Sunday, October 26, 2014

Home.

“Home is where the heart is.” 
“Home is where you make it.”
“You can always go home.” 
“There’s no place like home.”

When it comes to quotes about ‘home’, I can hear them over and over again and they still ring true. After certain life events, I have come to accept that as much as I want home to be a backyard or a front porch that I’ve played on my entire life, that isn’t the case for me. My children will never visit their grandparents where I once grew up or play where I played. I envy people who grew up in one house their entire lives and will continue to take their children back there to relive memories, but I don’t have that, and in return that has made me appreciate seeing home in different forms.  

When I think of home, I first think of my brothers. They are my constant in life; the stability in my childhood memories; however, if I had to choose now, then home would be wherever my husband is. Isn’t it amazing that when it comes down to it, we stake our feelings of home in other people, not places and things?  

It’s memories and feelings that make us feel home. Certain smells and tastes take us back to being home and songs and movies will put us there too. Like my mom’s sweet potato casserole at Thanksgiving or watching the original Grinch on Christmas Eve. There are a million tiny instances that culminate our vision of home. Wherever we have a feeling of upmost content and happiness, feelings of safety and joy—that’s home. The physical place where we happen to feel these emotions is where we label it, and for me, that place is Tennessee. 

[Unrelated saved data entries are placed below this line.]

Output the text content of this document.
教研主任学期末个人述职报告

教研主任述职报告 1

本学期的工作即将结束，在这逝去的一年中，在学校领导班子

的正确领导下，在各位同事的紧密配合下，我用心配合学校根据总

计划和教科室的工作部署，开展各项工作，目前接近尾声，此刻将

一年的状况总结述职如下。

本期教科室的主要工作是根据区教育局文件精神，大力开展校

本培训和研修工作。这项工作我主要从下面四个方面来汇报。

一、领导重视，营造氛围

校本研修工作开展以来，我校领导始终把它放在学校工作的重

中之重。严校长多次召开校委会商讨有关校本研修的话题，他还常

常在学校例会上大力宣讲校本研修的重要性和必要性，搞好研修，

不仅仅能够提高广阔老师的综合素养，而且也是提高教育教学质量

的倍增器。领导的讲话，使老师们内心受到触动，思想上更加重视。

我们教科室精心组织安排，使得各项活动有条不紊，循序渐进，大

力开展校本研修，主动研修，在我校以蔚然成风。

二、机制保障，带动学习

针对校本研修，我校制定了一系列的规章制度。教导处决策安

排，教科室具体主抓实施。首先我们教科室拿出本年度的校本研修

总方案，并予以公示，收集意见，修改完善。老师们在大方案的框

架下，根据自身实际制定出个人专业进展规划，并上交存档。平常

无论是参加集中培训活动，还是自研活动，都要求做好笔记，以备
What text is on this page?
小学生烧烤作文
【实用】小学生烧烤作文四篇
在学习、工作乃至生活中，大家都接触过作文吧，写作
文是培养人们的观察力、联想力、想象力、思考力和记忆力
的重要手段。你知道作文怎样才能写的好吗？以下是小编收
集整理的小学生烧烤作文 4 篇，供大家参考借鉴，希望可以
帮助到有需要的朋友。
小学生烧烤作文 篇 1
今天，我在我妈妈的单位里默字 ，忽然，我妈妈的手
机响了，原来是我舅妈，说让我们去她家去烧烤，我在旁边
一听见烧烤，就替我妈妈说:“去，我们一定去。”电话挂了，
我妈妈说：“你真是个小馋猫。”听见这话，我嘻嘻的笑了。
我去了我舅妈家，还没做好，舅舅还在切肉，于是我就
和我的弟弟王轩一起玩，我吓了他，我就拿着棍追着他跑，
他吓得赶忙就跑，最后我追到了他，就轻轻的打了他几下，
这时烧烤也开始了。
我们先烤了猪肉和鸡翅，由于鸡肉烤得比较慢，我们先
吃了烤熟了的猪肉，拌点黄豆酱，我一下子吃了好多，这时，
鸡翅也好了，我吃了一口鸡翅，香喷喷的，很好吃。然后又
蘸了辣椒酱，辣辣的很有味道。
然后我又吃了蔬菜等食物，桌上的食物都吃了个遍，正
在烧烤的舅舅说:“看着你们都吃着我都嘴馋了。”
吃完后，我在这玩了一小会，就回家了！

Tennessee is not where I was born. I was born in Kentucky and moved to southern Indiana before I was a year old. I lived in Indiana until I was about 9 years old and from there, moved to Tennessee. Tennessee is where I grew close to my brothers. Where our sibling relationships turned into the best of friendships. It’s where I met some girls that became my sisters and will be my forever friends. Tennessee is where God provided me with the love of my life in the form of a high-school sweetheart. I found God in Tennessee, lost Him for a short time, and then found Him again. It’s where my faith was created and developed and where I realized a church could be a home too. It’s where I hope to raise my children and where I hope my family will reunite for good. Tennessee is where the strongest of my relationships were formed and where every time I come back, I feel whole again. If that’s not home, I don’t know what is. 

What I’ve learned is, if you want to find where you call home, then move somewhere else. It wasn’t until I left Tennessee that I fully realized its significance in my life. So I guess that whole “you don’t realize what you have until it’s gone” quote rings true for me too. Moving has taught me to value home, but to also welcome new experiences. Appreciate what you have and where you came from, but strive for something more. Plant pieces of your heart everywhere you go instead of wishing you were somewhere different, somewhere more like home. 

Dorothy had it right, there really is no place like home, and just like her, I’ll find my way back there some day. But for now my husband, the pups, and our couch is the best home I could ever ask for. After all, home IS where you make it.